1956 Topps — One of the nicer sets from the 1950s, and the last “large” set before Topps adopted its current card size. Clemente (No. 33) sports two different card back variations — white and gray.
Like all of the cards from the 1956 set, the card is dominated by a large portrait shot, with a smaller action shot. The card backs consist of a three-panel cartoon, with 1955 and lifetime statistics listed directly below.
The first panel is especially amusing. Clemente, who originally was a prospect in the Brooklyn Dodgers organization, is pictured next to a man pointing to the Brooklyn Bridge. “Like it?” the man holding the contract asks. “It’s yours!”
That’s a nifty play on the greatest con man in American history, George C. Parker. He sold the Brooklyn Bridge at least twice a week to unsuspecting victims, one time for as much as $50,000. Why Topps chose that particular cartoon panel to illustrate Clemente’s early pro career is amusing and baffling at the same time.
There are no PSA 10s of the gray or white back version, and only three PSA 9s of gray backs.
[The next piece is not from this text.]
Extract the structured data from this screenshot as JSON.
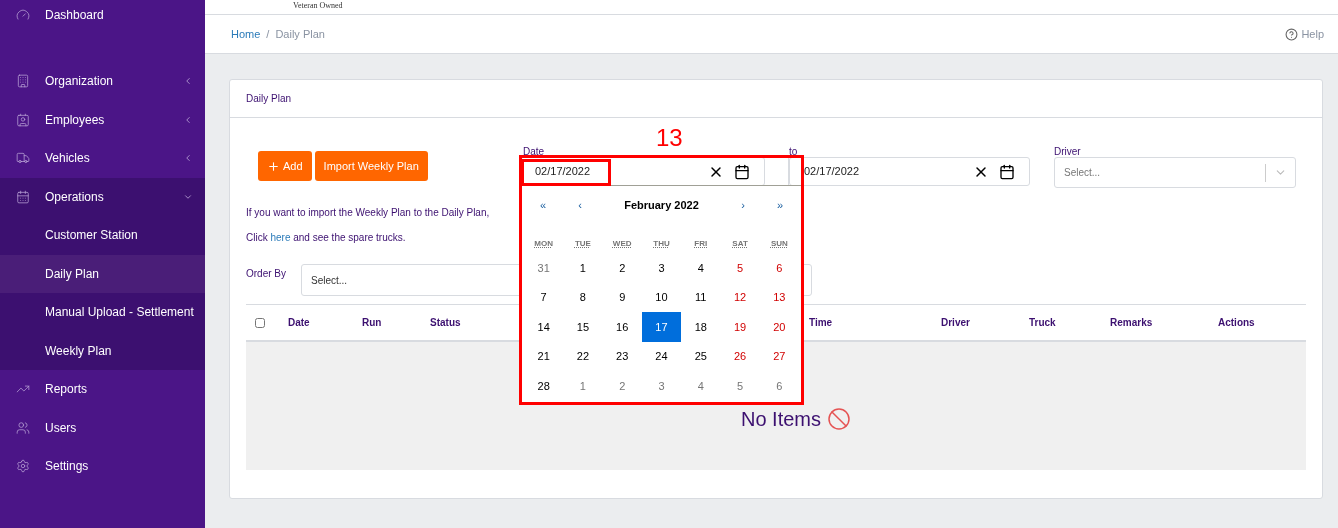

There are 18 white backs that have graded out at PSA 9. SGC has two gray backs that come in at 88, with a white back registering the same grade.
Landing a NM 7 like one of these for $500-600 (or higher grade, of course, if you can afford it) would seem like a pretty good long-term investment.
1970 Topps — The 1970 Topps set offers a sort of understated elegance. Clemente is shown hefting a bat somewhere near the on-deck circle at Shea Stadium. Topps reverted to calling him “Roberto” after a 13-year hiatus.
The gray borders and Clemente’s name in black script complete the modest look. It was a nice way to open the 1970s.
Surprisingly, out of 2,440 cards sent to the PSA registry, there is only one that graded out at gem mint. Thirty-four are at PSA 9s (one of those is currently on eBay). Two cards on the SGC site are 96s.
1964 Topps Stand-Ups — Clemente is one of more desirable cards in this offbeat set, trailing only Mickey Mantle, Willie Mays and a short-printed Carl Yastrzemski in value.
This was a die-cut set, and a folded card could be made to stand up to be displayed. For that reason, finding these cards in high grade proves difficult.
Clemente is shown in a throwing position. The top half of the card sports a yellow background, with the bottom half in green. Clemente’s name is in red letters inside a yellow box.
Again, there are no gem mint registered versions of this card in PSA, although there are 12 PSA-9s. There are two SGC 96s and seven SGC 92s.
While it would be a stretch to call the Stand-Ups “attractive” they are underpriced considering the relative few available in the market, especially at the higher end.
Clemente has been gone for nearly 43 years, but fans and collectors still hold him in high esteem. So do the Pirates. The right-field wall at Pittsburgh’s PNC Park is 21 feet high in honor of Clemente’s normal fielding position and uniform number.